Wednesday 10 June 2015

The fatal flaw in maturity transformation and fractional reserve banking. Part II.



This is the second part of a mini series of articles on maturity transformation and banking. Part I was here.

The basic point made in Part I was that maturity transformation (MT) achieves nothing because while MT does increase liquidity, the state then has to confiscate that extra liquidity in order to keep inflation under control.

A similar apparent merit seems to be part of the existing bank system (sometimes called “fractional reserve banking”). And that merit seems to give fractional reserve the edge over the alternative, namely so called “full reserve banking”.

Full reserve is a system where the only form of money is base money (which was the starting point for the hypothetical economy set out in Part I). Under full reserve private banks do everything they currently do, but they don’t actually create money. And full reserve has had numerous advocates and for a long time. For example Irving Fisher said in response to the hundreds of bank failures in the 1930s, “We could leave the banks free…. to lend money as they pleased, provided we no longer allow them to manufacture the money which they lend”.

An apparent problem with full reserve is the fact that it involves relatively large amounts of base money doing nothing which might seem to be a waste. Indeed, the UK’s Independent Commission on Banking (ICB) echoed that sentiment when it said (section 3.21): “If . . banks were not able to perform their core economic function of intermediating between deposits and loans, the economic costs would be very high.”


Money costs nothing.

The first flaw in the idea that unused base money is some sort of waste is that it costs nothing to produce such money! It’s produced simply by the central bank making a book keeping entry (done on computers nowadays).

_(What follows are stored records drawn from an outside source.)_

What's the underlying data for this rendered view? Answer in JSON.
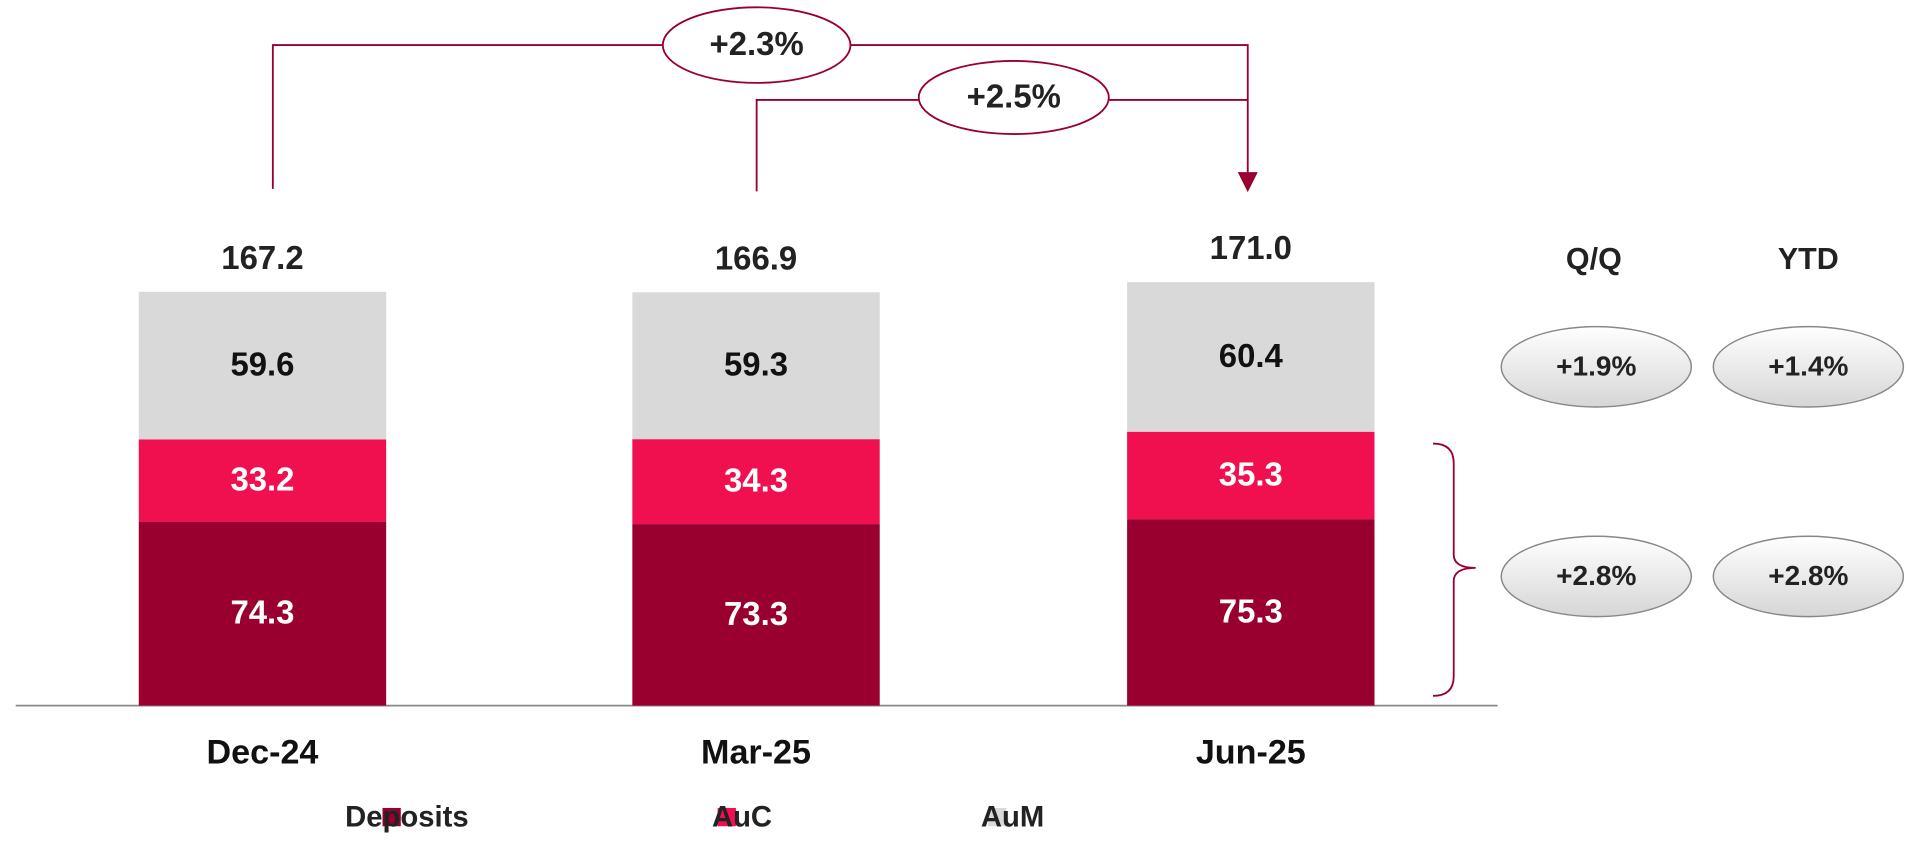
{
  "chart_data": {
    "type": "stacked_bar",
    "categories": [
      "Dec-24",
      "Mar-25",
      "Jun-25"
    ],
    "series": [
      {
        "name": "Deposits",
        "color": "#990030",
        "values": [
          74.3,
          73.3,
          75.3
        ]
      },
      {
        "name": "AuC",
        "color": "#f0104f",
        "values": [
          33.2,
          34.3,
          35.3
        ]
      },
      {
        "name": "AuM",
        "color": "#d9d9d9",
        "values": [
          59.6,
          59.3,
          60.4
        ]
      }
    ],
    "totals": [
      167.2,
      166.9,
      171.0
    ],
    "totals_labels": [
      "167.2",
      "166.9",
      "171.0"
    ],
    "growth_callouts": [
      "+2.3%",
      "+2.5%"
    ],
    "side_table": {
      "headers": [
        "Q/Q",
        "YTD"
      ],
      "rows": [
        [
          "+1.9%",
          "+1.4%"
        ],
        [
          "+2.8%",
          "+2.8%"
        ]
      ]
    },
    "legend": "bottom"
  }
}
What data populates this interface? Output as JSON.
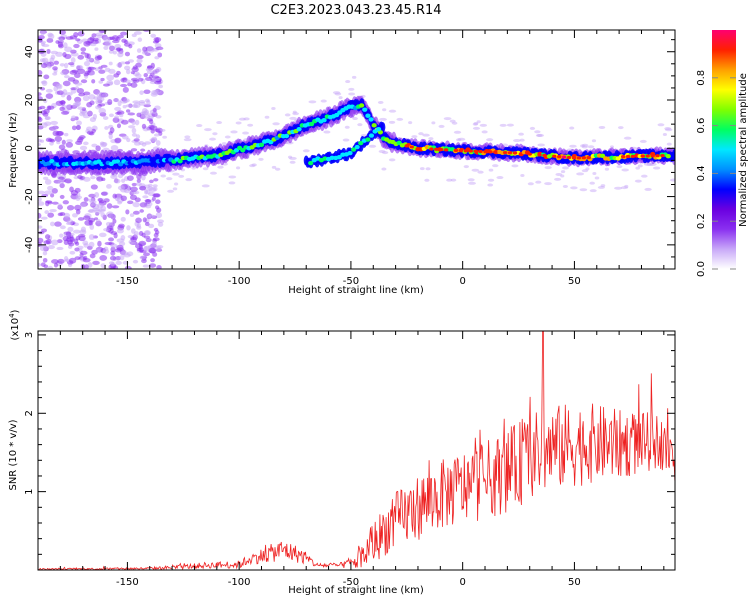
{
  "title": "C2E3.2023.043.23.45.R14",
  "chart_data": [
    {
      "type": "heatmap",
      "name": "spectrogram",
      "xlabel": "Height of straight line (km)",
      "ylabel": "Frequency (Hz)",
      "xlim": [
        -190,
        95
      ],
      "ylim": [
        -50,
        49
      ],
      "xticks": [
        -150,
        -100,
        -50,
        0,
        50
      ],
      "yticks": [
        -40,
        -20,
        0,
        20,
        40
      ],
      "ridge": {
        "x": [
          -190,
          -150,
          -130,
          -110,
          -90,
          -80,
          -72,
          -62,
          -50,
          -45,
          -40,
          -35,
          -30,
          -25,
          -20,
          0,
          25,
          50,
          90
        ],
        "freq": [
          -6,
          -6,
          -5,
          -3,
          2,
          5,
          9,
          12,
          17,
          18,
          10,
          4,
          2,
          1,
          0,
          -1,
          -2,
          -4,
          -3
        ]
      },
      "secondary_ridge": {
        "x": [
          -70,
          -60,
          -50,
          -45,
          -40,
          -35
        ],
        "freq": [
          -6,
          -4,
          -2,
          2,
          6,
          10
        ]
      },
      "colorbar": {
        "label": "Normalized spectral amplitude",
        "ticks": [
          0.0,
          0.2,
          0.4,
          0.6,
          0.8
        ],
        "tick_labels": [
          "0.0",
          "0.2",
          "0.4",
          "0.6",
          "0.8"
        ],
        "range": [
          0,
          1
        ],
        "colors": [
          "#ffffff",
          "#c8a8f8",
          "#8a30f0",
          "#6a00e0",
          "#0000ff",
          "#0090ff",
          "#00e8ff",
          "#00ff60",
          "#80ff00",
          "#ffff00",
          "#ffa000",
          "#ff2000",
          "#ff0070"
        ]
      }
    },
    {
      "type": "line",
      "name": "snr",
      "xlabel": "Height of straight line (km)",
      "ylabel": "SNR (10 * v/v)",
      "yscale_label": "(x10",
      "yscale_exp": "4",
      "yscale_close": ")",
      "xlim": [
        -190,
        95
      ],
      "ylim": [
        0,
        3.05
      ],
      "xticks": [
        -150,
        -100,
        -50,
        0,
        50
      ],
      "yticks": [
        1,
        2,
        3
      ],
      "color": "#ee2222",
      "envelope": {
        "x": [
          -190,
          -140,
          -125,
          -115,
          -100,
          -95,
          -85,
          -80,
          -72,
          -65,
          -55,
          -48,
          -44,
          -40,
          -35,
          -30,
          -20,
          -10,
          0,
          10,
          20,
          25,
          30,
          40,
          50,
          60,
          70,
          80,
          88,
          93,
          95
        ],
        "mean": [
          0.01,
          0.02,
          0.04,
          0.06,
          0.07,
          0.14,
          0.22,
          0.26,
          0.18,
          0.06,
          0.06,
          0.1,
          0.2,
          0.35,
          0.5,
          0.62,
          0.8,
          0.95,
          1.05,
          1.15,
          1.25,
          1.35,
          1.45,
          1.55,
          1.6,
          1.62,
          1.6,
          1.62,
          1.65,
          1.45,
          1.35
        ],
        "spread": [
          0.01,
          0.015,
          0.03,
          0.04,
          0.05,
          0.07,
          0.12,
          0.14,
          0.1,
          0.03,
          0.03,
          0.1,
          0.18,
          0.28,
          0.32,
          0.38,
          0.42,
          0.45,
          0.48,
          0.5,
          0.52,
          0.55,
          0.55,
          0.55,
          0.55,
          0.5,
          0.45,
          0.4,
          0.35,
          0.3,
          0.3
        ]
      },
      "peak": {
        "x": 36,
        "y": 3.05
      }
    }
  ]
}
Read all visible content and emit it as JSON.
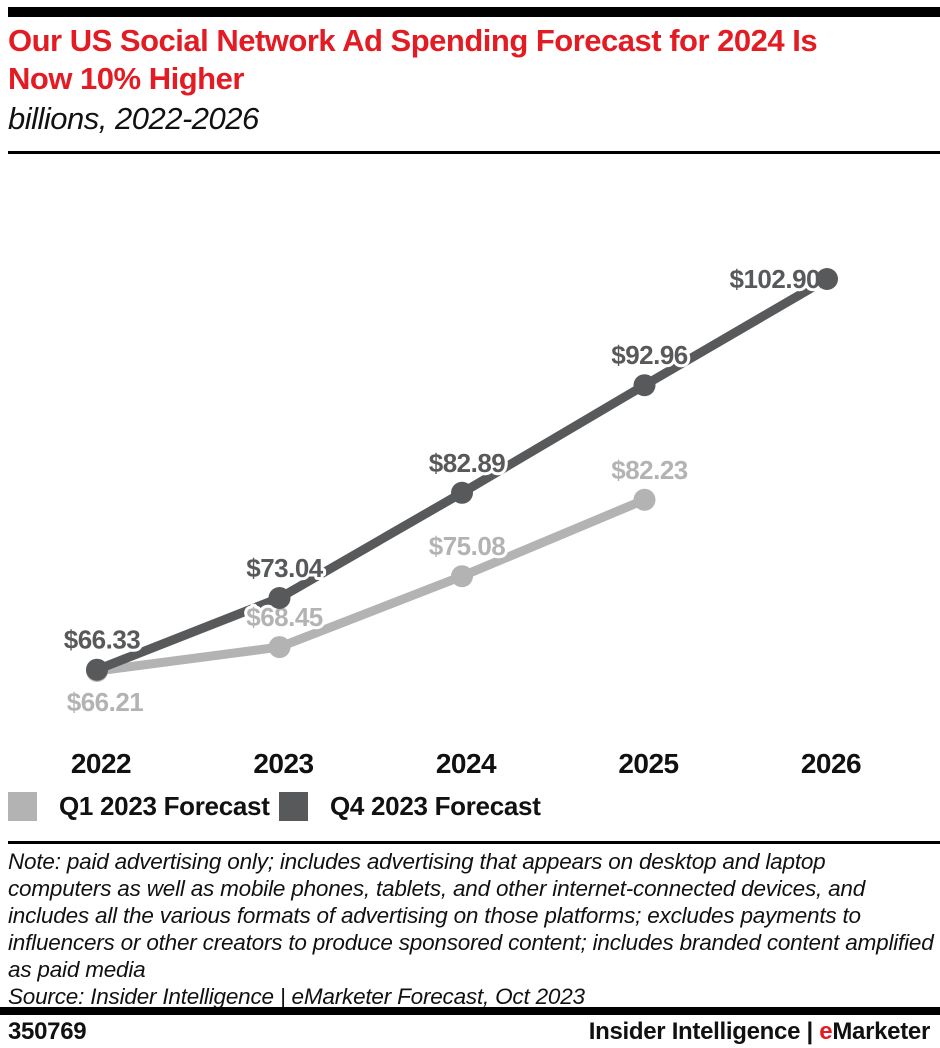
{
  "header": {
    "title": "Our US Social Network Ad Spending Forecast for 2024 Is Now 10% Higher",
    "subtitle": "billions, 2022-2026"
  },
  "colors": {
    "red": "#e31b23",
    "dark_gray": "#58595b",
    "light_gray": "#b3b3b3",
    "text_black": "#111111"
  },
  "chart_data": {
    "type": "line",
    "categories": [
      "2022",
      "2023",
      "2024",
      "2025",
      "2026"
    ],
    "series": [
      {
        "name": "Q1 2023 Forecast",
        "color": "#b3b3b3",
        "values": [
          66.21,
          68.45,
          75.08,
          82.23,
          null
        ],
        "labels": [
          "$66.21",
          "$68.45",
          "$75.08",
          "$82.23",
          null
        ],
        "label_positions": [
          "below",
          "above",
          "above",
          "above",
          null
        ]
      },
      {
        "name": "Q4 2023 Forecast",
        "color": "#58595b",
        "values": [
          66.33,
          73.04,
          82.89,
          92.96,
          102.9
        ],
        "labels": [
          "$66.33",
          "$73.04",
          "$82.89",
          "$92.96",
          "$102.90"
        ],
        "label_positions": [
          "above",
          "above",
          "above",
          "above",
          "left"
        ]
      }
    ],
    "title": "Our US Social Network Ad Spending Forecast for 2024 Is Now 10% Higher",
    "xlabel": "",
    "ylabel": "billions",
    "ylim": [
      60,
      108
    ],
    "grid": false,
    "legend_position": "bottom-left",
    "markers": true,
    "data_labels": true
  },
  "note": {
    "text": "Note: paid advertising only; includes advertising that appears on desktop and laptop computers as well as mobile phones, tablets, and other internet-connected devices, and includes all the various formats of advertising on those platforms; excludes payments to influencers or other creators to produce sponsored content; includes branded content amplified as paid media",
    "source": "Source: Insider Intelligence | eMarketer Forecast, Oct 2023"
  },
  "footer": {
    "chart_id": "350769",
    "brand_left": "Insider Intelligence | ",
    "brand_e": "e",
    "brand_rest": "Marketer"
  }
}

As Milton Friedman put it, “It need cost society essentially nothing in real resources to provide the individual with the current services of an additional dollar in cash balances.”*

Thus the ICB’s claim that unused base money is some sort of waste, is beginning to look debatable.


Switching from full to fractional reserve.

But suppose a hitherto full reserve system DOES SWITCH to fractional reserve. Let’s quickly run thru the hypthetical scenario set up in Part I again which involved a country called “Hypoland” where creditors had net assets of $120k and debtors had net assets of $110k.

The fractional reserve private bank sets up in Hypoland and announces: “Deposit your money with us, and we’ll put it in instant access accounts, PLUS you get some interest”.

So instead of the private bank or banks in Hypoland being funded by shares, they are funded by deposits (aka money).

But as in Part I, where loans were initially done on a direct person to person basis and were then done via a bank and hence were turned into a form of money, the shares that fund full reserve banks in Hypoland are turned into money. I.e. those shares are “liquidised”.

As in Part I, demand then rises, so the state has to deal with inflation by confiscating that extra liquidity. As in Part I, we’re back were we started: not much is achieved by switching from full reserve to fractional reserve (or vice versa).

Indeed, George Selgin’s similar hypothetical scenario (mentioned in Part I) produced much same result, namely that private bank created money DISPLACES base money: it does not ADD to it.

And therein lies a second flaw in the above ICB claim about full reserve involving loads of unused base money. That is, if an economy switches from full to fractional reserve, it might seem that loads of unused base money can then be usefully employed as claimed by the ICB. In fact that’s not true because the introduction of fractional reserve involves DISPLACING base money with privately issued money – or put another way, to prevent the introduction of fractional reserve being inflationary, that unused money has to be confiscated.